# SidYodTong (Somerville, Massachusetts)?



## rightbackatyou (Jun 3, 2006)

Hey whats happening folks?  Glad to be a part of these forums here, hope to make the best out of the information here and hopefully one day I'll be able to make useful contributions as well.

Anyways, what do any of you know about Sidyodtong in Somerville, Massachusetts?:

http://www.sityodtong.com/

This is supposed to be the best Muay Thai/Jui Jitsu school in the entire Boston area, correct?  Are their any others?
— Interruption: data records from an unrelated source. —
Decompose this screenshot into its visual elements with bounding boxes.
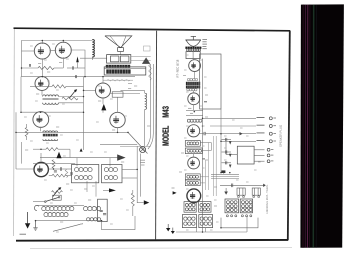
wire row163 — [33, 163, 75, 165]
label v10 — [202, 102, 207, 159]
choke winding bar A — [186, 82, 200, 85]
uniA loops — [227, 201, 238, 212]
choke winding bar B — [186, 85, 200, 88]
L4b loops — [187, 181, 199, 184]
tube V8 rectifier — [189, 60, 201, 72]
tube V5 — [96, 83, 111, 98]
film stripe magenta 1 — [304, 5, 306, 248]
wire right riser — [83, 77, 85, 150]
junction dots left panel — [15, 40, 138, 222]
stamp RT-REC 40-16 — [176, 60, 178, 77]
L4a loops — [187, 175, 199, 178]
antenna coil L2 row 2 — [44, 213, 68, 217]
label u3 — [181, 152, 184, 154]
transformer T2 core — [43, 134, 58, 137]
wire row110 — [186, 108, 203, 110]
trimmer box — [98, 199, 108, 221]
wire if1 bottom — [87, 181, 96, 197]
wire net bottom — [221, 218, 258, 228]
tube V11 — [188, 157, 200, 169]
label row1 — [257, 117, 265, 119]
plug wires — [226, 141, 265, 161]
label t0 — [38, 63, 41, 65]
field coil cell 2 — [120, 56, 128, 62]
terminal TB4 — [269, 140, 276, 143]
wire v8 bottom — [194, 72, 196, 79]
film stripe magenta 2 — [306, 5, 308, 248]
potentiometer P2 — [52, 191, 63, 194]
T5 center line — [192, 52, 194, 59]
speaker SP1 cone — [105, 36, 132, 48]
label t7 — [25, 149, 28, 151]
speaker SP1 neck — [118, 48, 124, 52]
wire v5 left — [84, 89, 96, 91]
terminal TB1 — [269, 117, 276, 120]
transformer T2 primary — [43, 131, 58, 132]
ground GND3 — [171, 228, 175, 234]
IF transformer box 2 — [102, 165, 123, 183]
wire bus157 — [40, 157, 118, 159]
film stripe gray — [315, 5, 317, 248]
wire row220 — [36, 220, 98, 222]
resistor R5 — [149, 65, 152, 81]
oscillator padder box — [53, 195, 62, 200]
wire V1 drop — [41, 58, 43, 76]
label pl1 — [141, 160, 146, 165]
potentiometer P1 wiper — [69, 89, 77, 98]
capacitor C2 — [76, 75, 77, 78]
arrow A1 — [76, 56, 79, 62]
uni trans box A — [225, 199, 239, 213]
grid cap box — [112, 92, 123, 97]
speaker plug text — [280, 125, 282, 147]
ground arrow net — [224, 188, 228, 195]
tube V10 — [188, 125, 200, 137]
film stripe green — [312, 5, 314, 248]
speaker SP1 inner — [110, 36, 126, 48]
coil L7 — [87, 218, 101, 221]
pilot lamp PL1 — [140, 147, 146, 153]
arrow A7 — [80, 148, 83, 151]
wire r9 — [49, 175, 72, 177]
field coil cell 1 — [111, 56, 119, 62]
terminal TB6 — [267, 154, 273, 157]
panel divider — [156, 31, 157, 240]
output transformer box — [104, 67, 146, 75]
wire T1 right bot — [59, 102, 84, 104]
label l5 — [128, 84, 137, 89]
coil box BA — [184, 202, 196, 213]
arrow A3 — [101, 104, 106, 111]
label t3 — [98, 100, 101, 102]
IF T3 winding a — [75, 168, 93, 172]
wire chassis drop — [220, 109, 222, 173]
terminal row B — [241, 215, 251, 217]
transformer T1 primary — [43, 95, 59, 97]
label t2 — [47, 71, 50, 73]
resistor R16 — [65, 170, 68, 178]
ground GND1 — [33, 221, 37, 231]
label t9 — [84, 188, 87, 190]
wire R1 to V2 — [54, 57, 63, 68]
voice coil loops — [187, 49, 201, 51]
wire r8 — [132, 190, 134, 216]
wire r2 right — [66, 85, 84, 87]
wire left edge riser — [15, 112, 17, 169]
wire sp1 drop — [120, 51, 122, 54]
coil L3 row — [84, 207, 101, 211]
transformer T1 secondary — [43, 103, 59, 105]
wire v9 top — [193, 90, 195, 93]
tube V6 — [110, 112, 125, 127]
wire sock row 1 — [203, 117, 257, 119]
title M43 — [162, 106, 168, 117]
wire row58 — [80, 57, 107, 59]
tube V9 — [188, 93, 200, 105]
label u1 — [205, 94, 208, 96]
wire under box — [103, 79, 133, 81]
footer label — [20, 233, 27, 235]
output transformer box T5 — [186, 52, 200, 59]
wire long row132 — [16, 131, 128, 133]
wire v5 right — [111, 93, 141, 95]
tube V7 — [34, 162, 48, 176]
wire row149 — [33, 148, 46, 150]
film strip band — [300, 4, 344, 247]
PA loops — [184, 217, 195, 225]
inductor L5 — [145, 93, 147, 109]
capacitor C10 — [30, 64, 31, 67]
wire l1 bottom — [91, 57, 93, 61]
wire V2 stem — [62, 41, 64, 44]
wire grid row — [22, 67, 39, 69]
wire top feed — [22, 41, 93, 78]
resistor R6 — [46, 148, 58, 151]
label u4 — [179, 171, 182, 173]
wire sock row 2 — [210, 125, 256, 127]
speaker SP2 stem — [191, 36, 196, 40]
pot P2 arrow — [53, 187, 62, 196]
label u6 — [214, 186, 217, 188]
wire v11 top — [193, 154, 195, 158]
speaker SP2 cone — [186, 40, 200, 46]
wire V2 to right — [71, 50, 85, 77]
wire c5 — [200, 133, 222, 135]
inductor L1 antenna choke — [92, 40, 94, 58]
coil box BB — [199, 202, 211, 213]
relay cluster B — [252, 188, 260, 198]
arrow A4 — [56, 152, 61, 158]
antenna coil L2 row 1 — [42, 207, 74, 211]
capacitor C9 — [70, 173, 73, 174]
IF transformer box 1 — [72, 165, 99, 183]
winding bar W2 — [106, 69, 130, 73]
resistor R2 — [52, 85, 66, 88]
IF T4 winding b — [104, 176, 117, 180]
wire V1 stem — [41, 41, 43, 45]
T6 right wires — [200, 143, 211, 151]
arrow A8 — [117, 154, 125, 160]
wire diag — [128, 132, 148, 153]
terminal TB7 — [267, 160, 273, 163]
capacitor C6 — [222, 138, 232, 145]
wire into V7 — [16, 168, 33, 170]
winding bar W1 — [106, 65, 130, 68]
wire bottom bus — [176, 231, 247, 233]
junction blob — [221, 170, 225, 173]
speaker SP2 flange — [185, 39, 201, 41]
ground GND2 — [166, 224, 170, 231]
wire v5 bottom — [102, 98, 104, 113]
transformer T1 core — [43, 98, 59, 99]
wire row112 — [21, 111, 84, 113]
label u0 — [183, 75, 186, 77]
resistor R9 — [52, 174, 65, 177]
label row2 — [257, 124, 265, 126]
switch S1 — [45, 196, 60, 202]
arrow A2 — [142, 57, 150, 64]
wire row115 — [186, 113, 203, 115]
wire V4 drop — [40, 127, 42, 131]
wire left riser — [20, 77, 22, 113]
wire row205 — [36, 204, 85, 206]
BB loops — [200, 204, 210, 211]
resistor R1 — [38, 66, 54, 69]
label t12 — [60, 221, 63, 223]
wire r3 — [26, 124, 28, 140]
page border top — [14, 28, 291, 31]
component value labels right — [184, 55, 261, 230]
choke loops top — [187, 78, 197, 80]
wire into V1 — [22, 50, 36, 52]
IF box T6b — [185, 148, 202, 154]
capacitor C7 — [222, 150, 232, 157]
choke loops bottom — [187, 89, 197, 91]
right risers — [200, 143, 208, 191]
wire left loop — [21, 142, 23, 164]
label row4 — [257, 140, 265, 142]
wire s1 — [33, 201, 45, 203]
paper shadow edge — [30, 248, 292, 249]
page border bottom — [16, 239, 288, 242]
capacitor C5 — [204, 132, 205, 135]
PB loops — [200, 217, 211, 225]
resistor R7 — [52, 160, 55, 168]
T6 winding b — [187, 149, 202, 152]
page border right — [288, 31, 290, 240]
tube V2 — [55, 42, 71, 58]
wire drops to IF — [70, 149, 110, 166]
wire a5 — [103, 189, 109, 191]
wire c3 — [48, 168, 71, 170]
wire l5 bottom — [144, 109, 146, 146]
tube V1 — [34, 43, 50, 59]
wire c1 — [67, 67, 85, 69]
wire v6 top — [117, 97, 119, 112]
wire rails — [211, 174, 239, 178]
trimmer box top — [144, 46, 151, 51]
wire if right top — [122, 168, 137, 170]
label t6 — [56, 126, 59, 128]
label t11 — [147, 125, 150, 127]
wire row146 — [100, 145, 151, 147]
label t10 — [121, 161, 124, 163]
label u5 — [205, 159, 208, 161]
wire bus risers — [197, 216, 248, 232]
transformer T2 secondary — [43, 139, 58, 140]
label t5 — [36, 93, 39, 95]
film stripe dark red — [309, 5, 311, 248]
junction dots right panel — [194, 111, 231, 233]
universal text — [266, 185, 268, 214]
field coil box — [107, 55, 131, 64]
capacitor C1 — [72, 66, 73, 69]
label t8 — [66, 183, 69, 185]
speaker field winding bar — [185, 47, 201, 49]
wire sock row 4 — [221, 140, 256, 142]
capacitor C8 — [222, 161, 232, 168]
IF T3 winding b — [75, 176, 93, 180]
tube V4 — [33, 112, 49, 128]
power transformer box PA — [182, 215, 196, 228]
plug box — [237, 146, 254, 164]
arrow A5 — [109, 188, 116, 192]
wire V3 stem — [41, 90, 43, 95]
antenna ANT — [25, 212, 30, 229]
wire v7 top — [40, 153, 42, 161]
wire riser137 — [136, 146, 138, 203]
wire long riser 202 — [202, 59, 204, 232]
wire v6 bottom — [117, 128, 119, 133]
page border left (faint) — [13, 29, 16, 236]
T6 winding a — [187, 142, 199, 145]
tube V12 output — [187, 189, 201, 203]
BA loops — [185, 204, 195, 211]
wire l5 top — [121, 91, 145, 94]
wire v9 bottom — [193, 105, 195, 111]
capacitor C4 — [100, 210, 107, 214]
label row3 — [257, 132, 265, 134]
resistor R3 — [25, 128, 28, 137]
capacitor C3 — [54, 167, 62, 172]
wire diag bottom — [53, 224, 83, 232]
label u7 — [214, 205, 217, 207]
chassis box — [200, 54, 221, 109]
terminal TB3 — [269, 132, 276, 135]
wire a6 — [137, 202, 144, 204]
label t4 — [112, 129, 115, 131]
riser pair left — [214, 136, 217, 196]
component value labels left — [24, 44, 129, 232]
wire long under tubes — [22, 76, 136, 78]
wire V1-V2 link — [50, 49, 57, 52]
resistor R4 — [62, 97, 78, 100]
wire field to rails bot — [131, 59, 151, 61]
wire if right bot — [122, 177, 137, 179]
rail pair — [147, 64, 154, 149]
wire riser140 — [139, 154, 141, 197]
tube V3 — [35, 77, 49, 91]
wire v8 top — [192, 59, 194, 60]
label u2 — [205, 116, 208, 118]
IF box T6a — [185, 141, 200, 147]
uni trans box B — [240, 199, 252, 213]
resistor R8 — [131, 193, 134, 206]
wire r6 right — [58, 148, 70, 150]
wire field to rails top — [131, 56, 151, 58]
relay cluster A — [237, 188, 245, 198]
arrow A6 — [144, 200, 150, 205]
film stripe maroon — [302, 5, 304, 248]
wire T1 right top — [59, 96, 84, 98]
IF T4 winding a — [104, 168, 117, 172]
title MODEL — [162, 126, 168, 146]
wire net bus — [220, 184, 266, 188]
terminal TB2 — [269, 125, 276, 128]
coil row L6 — [187, 119, 202, 122]
label t1 — [59, 62, 62, 64]
terminal TB5 — [267, 148, 273, 151]
label t5 — [202, 40, 207, 49]
uniB loops — [242, 201, 253, 212]
terminal row A — [226, 215, 236, 217]
wire row86 — [30, 85, 52, 87]
antenna coil hook — [34, 205, 39, 210]
wire v5 top — [102, 77, 104, 83]
wire bottom right — [102, 216, 136, 230]
B+ arrow — [172, 188, 177, 195]
power transformer box PB — [199, 215, 213, 228]
label t13 — [88, 199, 91, 201]
coil box L4a — [185, 174, 200, 180]
wire sock row 3 — [221, 132, 256, 135]
coil box L4b — [185, 180, 200, 186]
wire a1 — [77, 62, 79, 68]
Right now I'm just prepping, I've lost 20 pounds and now have moved on to bodybuilding, endurance and strength training to prepare myself for when I move to Boston in September and begin my MA training.  MA is something that I'm pasionate about, it means a great deal to me so any information you all could give me about Sidyodtong or just MA in the Boston area in generally would be most sincerely appreciated.


----------



## Khun Kao (Jun 4, 2006)

Its been a long time, but I think there is one other MuayThai gym in the area.  I think its called Boston MuayThai.  I no longer have their contact info, but a simple Google search should get that info for you.
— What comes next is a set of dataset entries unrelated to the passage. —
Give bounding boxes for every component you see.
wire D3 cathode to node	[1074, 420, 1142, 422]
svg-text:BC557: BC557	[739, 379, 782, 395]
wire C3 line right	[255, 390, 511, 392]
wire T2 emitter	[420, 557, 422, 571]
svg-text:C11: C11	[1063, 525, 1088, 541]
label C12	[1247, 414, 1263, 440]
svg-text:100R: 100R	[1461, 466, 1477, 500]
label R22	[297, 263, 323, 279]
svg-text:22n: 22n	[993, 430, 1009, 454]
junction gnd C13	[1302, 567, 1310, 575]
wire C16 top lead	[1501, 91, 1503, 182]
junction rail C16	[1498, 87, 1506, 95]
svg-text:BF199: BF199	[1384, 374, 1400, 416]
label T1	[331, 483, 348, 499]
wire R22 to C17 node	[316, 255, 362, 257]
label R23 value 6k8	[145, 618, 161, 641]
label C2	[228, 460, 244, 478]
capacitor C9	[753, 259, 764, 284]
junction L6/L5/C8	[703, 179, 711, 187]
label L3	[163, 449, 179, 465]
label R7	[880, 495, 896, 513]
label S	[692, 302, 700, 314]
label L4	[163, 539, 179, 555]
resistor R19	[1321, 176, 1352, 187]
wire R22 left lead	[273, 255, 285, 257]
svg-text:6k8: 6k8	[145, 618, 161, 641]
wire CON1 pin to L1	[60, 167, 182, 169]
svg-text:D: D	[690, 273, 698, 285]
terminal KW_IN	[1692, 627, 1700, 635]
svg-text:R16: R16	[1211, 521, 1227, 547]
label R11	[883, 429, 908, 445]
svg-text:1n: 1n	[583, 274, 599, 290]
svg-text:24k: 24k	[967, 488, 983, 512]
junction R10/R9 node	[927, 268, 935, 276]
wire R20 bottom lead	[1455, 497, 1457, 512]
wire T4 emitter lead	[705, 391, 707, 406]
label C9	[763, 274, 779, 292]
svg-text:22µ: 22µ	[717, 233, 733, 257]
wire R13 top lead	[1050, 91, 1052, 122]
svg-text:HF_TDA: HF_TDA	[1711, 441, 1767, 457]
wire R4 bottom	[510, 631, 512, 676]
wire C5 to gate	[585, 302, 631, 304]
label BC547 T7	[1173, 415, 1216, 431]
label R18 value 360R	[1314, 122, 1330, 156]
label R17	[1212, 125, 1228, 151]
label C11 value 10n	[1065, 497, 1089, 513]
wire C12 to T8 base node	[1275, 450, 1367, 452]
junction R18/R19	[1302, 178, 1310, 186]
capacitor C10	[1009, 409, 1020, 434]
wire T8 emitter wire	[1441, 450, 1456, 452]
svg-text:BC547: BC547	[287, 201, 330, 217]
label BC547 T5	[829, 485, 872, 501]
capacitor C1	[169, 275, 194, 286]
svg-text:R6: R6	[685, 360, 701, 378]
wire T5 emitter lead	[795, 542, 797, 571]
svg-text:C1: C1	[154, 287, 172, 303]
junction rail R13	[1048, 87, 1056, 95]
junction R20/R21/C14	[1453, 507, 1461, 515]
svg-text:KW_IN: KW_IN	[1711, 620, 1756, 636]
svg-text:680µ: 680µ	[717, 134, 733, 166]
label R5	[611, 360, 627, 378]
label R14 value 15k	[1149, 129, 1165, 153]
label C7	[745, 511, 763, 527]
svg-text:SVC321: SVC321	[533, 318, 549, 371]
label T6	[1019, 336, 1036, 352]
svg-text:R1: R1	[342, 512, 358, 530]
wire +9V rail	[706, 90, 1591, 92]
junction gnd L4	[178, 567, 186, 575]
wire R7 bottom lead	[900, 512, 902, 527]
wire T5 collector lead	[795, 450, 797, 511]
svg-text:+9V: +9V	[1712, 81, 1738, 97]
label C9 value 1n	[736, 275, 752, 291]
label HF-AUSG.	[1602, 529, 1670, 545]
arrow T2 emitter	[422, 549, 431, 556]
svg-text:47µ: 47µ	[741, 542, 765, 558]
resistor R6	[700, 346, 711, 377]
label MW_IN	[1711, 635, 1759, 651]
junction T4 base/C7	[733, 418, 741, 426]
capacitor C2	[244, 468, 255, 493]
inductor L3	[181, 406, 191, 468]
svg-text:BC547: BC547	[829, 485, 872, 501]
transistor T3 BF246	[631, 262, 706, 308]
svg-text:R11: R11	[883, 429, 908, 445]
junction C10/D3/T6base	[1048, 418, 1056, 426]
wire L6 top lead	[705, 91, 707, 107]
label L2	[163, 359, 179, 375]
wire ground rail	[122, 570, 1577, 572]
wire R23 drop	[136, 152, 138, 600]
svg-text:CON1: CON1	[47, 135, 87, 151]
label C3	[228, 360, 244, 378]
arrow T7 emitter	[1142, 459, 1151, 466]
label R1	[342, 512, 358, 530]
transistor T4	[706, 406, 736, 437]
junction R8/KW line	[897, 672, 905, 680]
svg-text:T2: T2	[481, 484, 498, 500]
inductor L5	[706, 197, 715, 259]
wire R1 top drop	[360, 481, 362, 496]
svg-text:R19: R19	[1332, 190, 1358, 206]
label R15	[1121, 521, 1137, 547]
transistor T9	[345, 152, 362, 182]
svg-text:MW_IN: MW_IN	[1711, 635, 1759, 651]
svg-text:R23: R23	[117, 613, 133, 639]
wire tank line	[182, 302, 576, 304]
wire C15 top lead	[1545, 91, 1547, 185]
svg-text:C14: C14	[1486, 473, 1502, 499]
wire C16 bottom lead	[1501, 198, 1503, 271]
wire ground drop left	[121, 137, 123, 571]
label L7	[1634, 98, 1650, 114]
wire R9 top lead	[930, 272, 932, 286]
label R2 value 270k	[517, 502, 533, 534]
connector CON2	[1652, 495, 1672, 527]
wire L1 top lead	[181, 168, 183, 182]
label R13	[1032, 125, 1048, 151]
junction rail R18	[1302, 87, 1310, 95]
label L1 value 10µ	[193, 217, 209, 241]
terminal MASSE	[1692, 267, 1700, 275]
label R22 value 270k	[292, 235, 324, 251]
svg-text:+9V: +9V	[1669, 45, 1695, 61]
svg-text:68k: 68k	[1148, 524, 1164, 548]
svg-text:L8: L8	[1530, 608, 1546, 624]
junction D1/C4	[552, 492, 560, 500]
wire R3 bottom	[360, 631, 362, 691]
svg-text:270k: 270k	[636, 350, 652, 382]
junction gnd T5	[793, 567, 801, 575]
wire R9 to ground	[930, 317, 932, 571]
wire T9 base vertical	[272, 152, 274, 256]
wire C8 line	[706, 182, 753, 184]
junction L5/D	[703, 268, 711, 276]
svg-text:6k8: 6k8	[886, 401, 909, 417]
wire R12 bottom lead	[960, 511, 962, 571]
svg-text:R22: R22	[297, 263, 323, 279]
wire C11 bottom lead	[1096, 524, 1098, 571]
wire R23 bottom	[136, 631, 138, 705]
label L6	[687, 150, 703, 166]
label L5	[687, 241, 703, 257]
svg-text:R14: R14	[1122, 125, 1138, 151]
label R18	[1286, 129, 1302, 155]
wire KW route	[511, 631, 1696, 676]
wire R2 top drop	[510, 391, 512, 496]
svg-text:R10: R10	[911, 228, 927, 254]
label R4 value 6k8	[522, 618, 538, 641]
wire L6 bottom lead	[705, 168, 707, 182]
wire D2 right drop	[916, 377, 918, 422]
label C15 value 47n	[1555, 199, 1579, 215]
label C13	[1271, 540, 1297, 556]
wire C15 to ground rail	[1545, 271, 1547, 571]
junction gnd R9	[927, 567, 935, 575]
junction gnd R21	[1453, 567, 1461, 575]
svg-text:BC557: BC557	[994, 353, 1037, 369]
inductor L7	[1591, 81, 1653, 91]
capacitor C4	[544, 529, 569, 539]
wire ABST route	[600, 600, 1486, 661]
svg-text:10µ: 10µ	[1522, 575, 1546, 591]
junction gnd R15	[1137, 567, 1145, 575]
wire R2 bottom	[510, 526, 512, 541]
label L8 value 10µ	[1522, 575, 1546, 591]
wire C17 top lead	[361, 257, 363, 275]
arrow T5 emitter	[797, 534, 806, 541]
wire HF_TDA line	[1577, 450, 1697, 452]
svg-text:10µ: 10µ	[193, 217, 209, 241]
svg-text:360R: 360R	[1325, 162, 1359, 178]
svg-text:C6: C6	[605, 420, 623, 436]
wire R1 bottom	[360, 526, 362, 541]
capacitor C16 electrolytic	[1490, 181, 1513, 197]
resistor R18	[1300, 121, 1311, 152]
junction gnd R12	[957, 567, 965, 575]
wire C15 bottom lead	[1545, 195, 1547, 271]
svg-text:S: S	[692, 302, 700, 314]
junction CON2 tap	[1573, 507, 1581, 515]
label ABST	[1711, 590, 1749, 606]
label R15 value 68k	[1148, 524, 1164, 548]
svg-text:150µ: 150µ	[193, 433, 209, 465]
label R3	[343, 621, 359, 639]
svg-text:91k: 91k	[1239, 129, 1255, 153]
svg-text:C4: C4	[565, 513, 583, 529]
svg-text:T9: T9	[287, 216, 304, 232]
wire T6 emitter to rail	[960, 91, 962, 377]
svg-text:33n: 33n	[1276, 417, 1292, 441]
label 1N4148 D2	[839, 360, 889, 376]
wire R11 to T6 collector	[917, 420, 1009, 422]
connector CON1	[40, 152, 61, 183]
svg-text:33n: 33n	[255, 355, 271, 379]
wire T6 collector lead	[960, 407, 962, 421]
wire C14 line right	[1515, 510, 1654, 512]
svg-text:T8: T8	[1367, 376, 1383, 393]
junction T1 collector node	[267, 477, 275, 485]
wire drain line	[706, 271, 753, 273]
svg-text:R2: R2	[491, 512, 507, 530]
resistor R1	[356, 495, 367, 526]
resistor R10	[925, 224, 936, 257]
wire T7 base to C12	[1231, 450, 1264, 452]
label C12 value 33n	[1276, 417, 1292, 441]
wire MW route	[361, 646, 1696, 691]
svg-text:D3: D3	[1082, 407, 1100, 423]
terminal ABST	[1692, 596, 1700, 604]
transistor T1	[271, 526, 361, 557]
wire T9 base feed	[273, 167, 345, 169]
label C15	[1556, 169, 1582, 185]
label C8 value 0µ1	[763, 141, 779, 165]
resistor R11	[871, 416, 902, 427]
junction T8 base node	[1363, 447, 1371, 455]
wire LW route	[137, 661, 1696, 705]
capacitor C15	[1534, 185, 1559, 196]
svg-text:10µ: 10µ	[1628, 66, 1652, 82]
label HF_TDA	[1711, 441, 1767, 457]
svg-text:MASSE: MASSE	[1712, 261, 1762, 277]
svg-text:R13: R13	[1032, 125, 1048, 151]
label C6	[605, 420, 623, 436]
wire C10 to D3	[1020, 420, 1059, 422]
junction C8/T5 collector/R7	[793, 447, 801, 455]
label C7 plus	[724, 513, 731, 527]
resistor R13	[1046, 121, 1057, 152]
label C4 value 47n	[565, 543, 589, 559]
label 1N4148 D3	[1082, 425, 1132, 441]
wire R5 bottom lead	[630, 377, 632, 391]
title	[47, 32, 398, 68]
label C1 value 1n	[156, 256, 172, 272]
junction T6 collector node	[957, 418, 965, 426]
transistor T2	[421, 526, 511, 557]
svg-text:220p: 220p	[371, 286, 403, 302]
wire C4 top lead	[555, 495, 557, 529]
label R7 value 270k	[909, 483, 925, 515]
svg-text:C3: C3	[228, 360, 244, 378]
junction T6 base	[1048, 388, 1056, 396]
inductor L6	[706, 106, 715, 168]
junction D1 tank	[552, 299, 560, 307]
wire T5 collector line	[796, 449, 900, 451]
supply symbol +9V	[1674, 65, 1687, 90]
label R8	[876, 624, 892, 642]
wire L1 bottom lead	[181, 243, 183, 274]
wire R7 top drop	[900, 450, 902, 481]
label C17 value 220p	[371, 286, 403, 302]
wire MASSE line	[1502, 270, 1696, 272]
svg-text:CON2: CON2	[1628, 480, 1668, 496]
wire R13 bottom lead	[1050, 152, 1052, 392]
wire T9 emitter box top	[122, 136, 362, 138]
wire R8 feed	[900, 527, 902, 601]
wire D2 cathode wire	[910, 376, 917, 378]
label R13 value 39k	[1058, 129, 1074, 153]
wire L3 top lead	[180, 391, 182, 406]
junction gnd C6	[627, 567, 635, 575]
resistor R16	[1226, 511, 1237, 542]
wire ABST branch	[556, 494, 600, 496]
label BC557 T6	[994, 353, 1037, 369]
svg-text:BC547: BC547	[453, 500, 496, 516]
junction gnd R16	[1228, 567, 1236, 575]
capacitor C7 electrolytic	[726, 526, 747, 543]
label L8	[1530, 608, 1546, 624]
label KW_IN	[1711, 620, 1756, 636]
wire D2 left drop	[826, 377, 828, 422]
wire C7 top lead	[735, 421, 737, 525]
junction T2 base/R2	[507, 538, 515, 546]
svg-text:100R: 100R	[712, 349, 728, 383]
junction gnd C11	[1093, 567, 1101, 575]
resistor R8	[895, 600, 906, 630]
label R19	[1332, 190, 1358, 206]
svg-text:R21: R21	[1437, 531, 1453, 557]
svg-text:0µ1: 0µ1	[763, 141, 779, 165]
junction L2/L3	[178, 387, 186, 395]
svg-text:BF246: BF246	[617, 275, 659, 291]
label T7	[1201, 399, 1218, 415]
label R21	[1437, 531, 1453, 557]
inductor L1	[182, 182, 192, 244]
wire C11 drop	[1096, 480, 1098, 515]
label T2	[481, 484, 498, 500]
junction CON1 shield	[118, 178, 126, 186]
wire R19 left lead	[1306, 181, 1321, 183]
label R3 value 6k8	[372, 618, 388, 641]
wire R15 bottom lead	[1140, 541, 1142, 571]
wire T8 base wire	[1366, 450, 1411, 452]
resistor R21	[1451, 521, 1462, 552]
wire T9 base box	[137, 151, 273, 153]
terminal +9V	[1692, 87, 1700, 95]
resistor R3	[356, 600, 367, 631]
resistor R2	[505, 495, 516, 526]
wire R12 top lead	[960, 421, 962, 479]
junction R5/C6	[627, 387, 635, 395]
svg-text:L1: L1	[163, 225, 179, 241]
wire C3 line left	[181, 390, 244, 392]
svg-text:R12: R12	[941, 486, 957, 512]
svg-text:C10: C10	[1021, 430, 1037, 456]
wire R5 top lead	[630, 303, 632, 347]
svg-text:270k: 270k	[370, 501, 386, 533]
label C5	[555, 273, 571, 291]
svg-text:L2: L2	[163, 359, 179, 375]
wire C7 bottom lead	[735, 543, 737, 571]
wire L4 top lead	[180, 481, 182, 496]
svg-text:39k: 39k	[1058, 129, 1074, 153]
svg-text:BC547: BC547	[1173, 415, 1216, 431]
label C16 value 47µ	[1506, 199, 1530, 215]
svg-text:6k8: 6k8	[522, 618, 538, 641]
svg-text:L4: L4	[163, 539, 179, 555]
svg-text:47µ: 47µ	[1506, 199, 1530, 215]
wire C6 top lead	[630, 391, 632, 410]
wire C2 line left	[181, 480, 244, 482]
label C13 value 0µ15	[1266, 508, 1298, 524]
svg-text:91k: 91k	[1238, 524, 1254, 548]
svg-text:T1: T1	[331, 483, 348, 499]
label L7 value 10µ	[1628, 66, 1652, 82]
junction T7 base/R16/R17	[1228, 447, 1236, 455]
I am admittedly biased by referring you to Sityodtong because I have been watching their training vids and fights for years.  I have even seen some of their Boston fighters competing in person.  They are a top-notch program.
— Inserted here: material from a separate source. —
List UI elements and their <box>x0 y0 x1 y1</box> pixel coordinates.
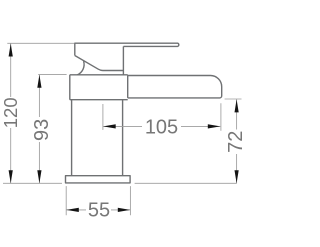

However, I have never heard anything negative of the Boston MuayThai guys either.

Just look into it on your own and choose which is better for you.


----------



## rightbackatyou (Jun 4, 2006)

Thanks alot homie 

My friend used to go there and he told me its one of the best joints on the East Coast, but I always like to hear multiple opinions.  I'm looking forward to this...


----------



## Carol (Jun 4, 2006)

Heard nothing but good things about both...but I've heard more about Somerville for Muay Thai.

Damn serious gym.  If all I hear is true...you won't be disappointed at all.


----------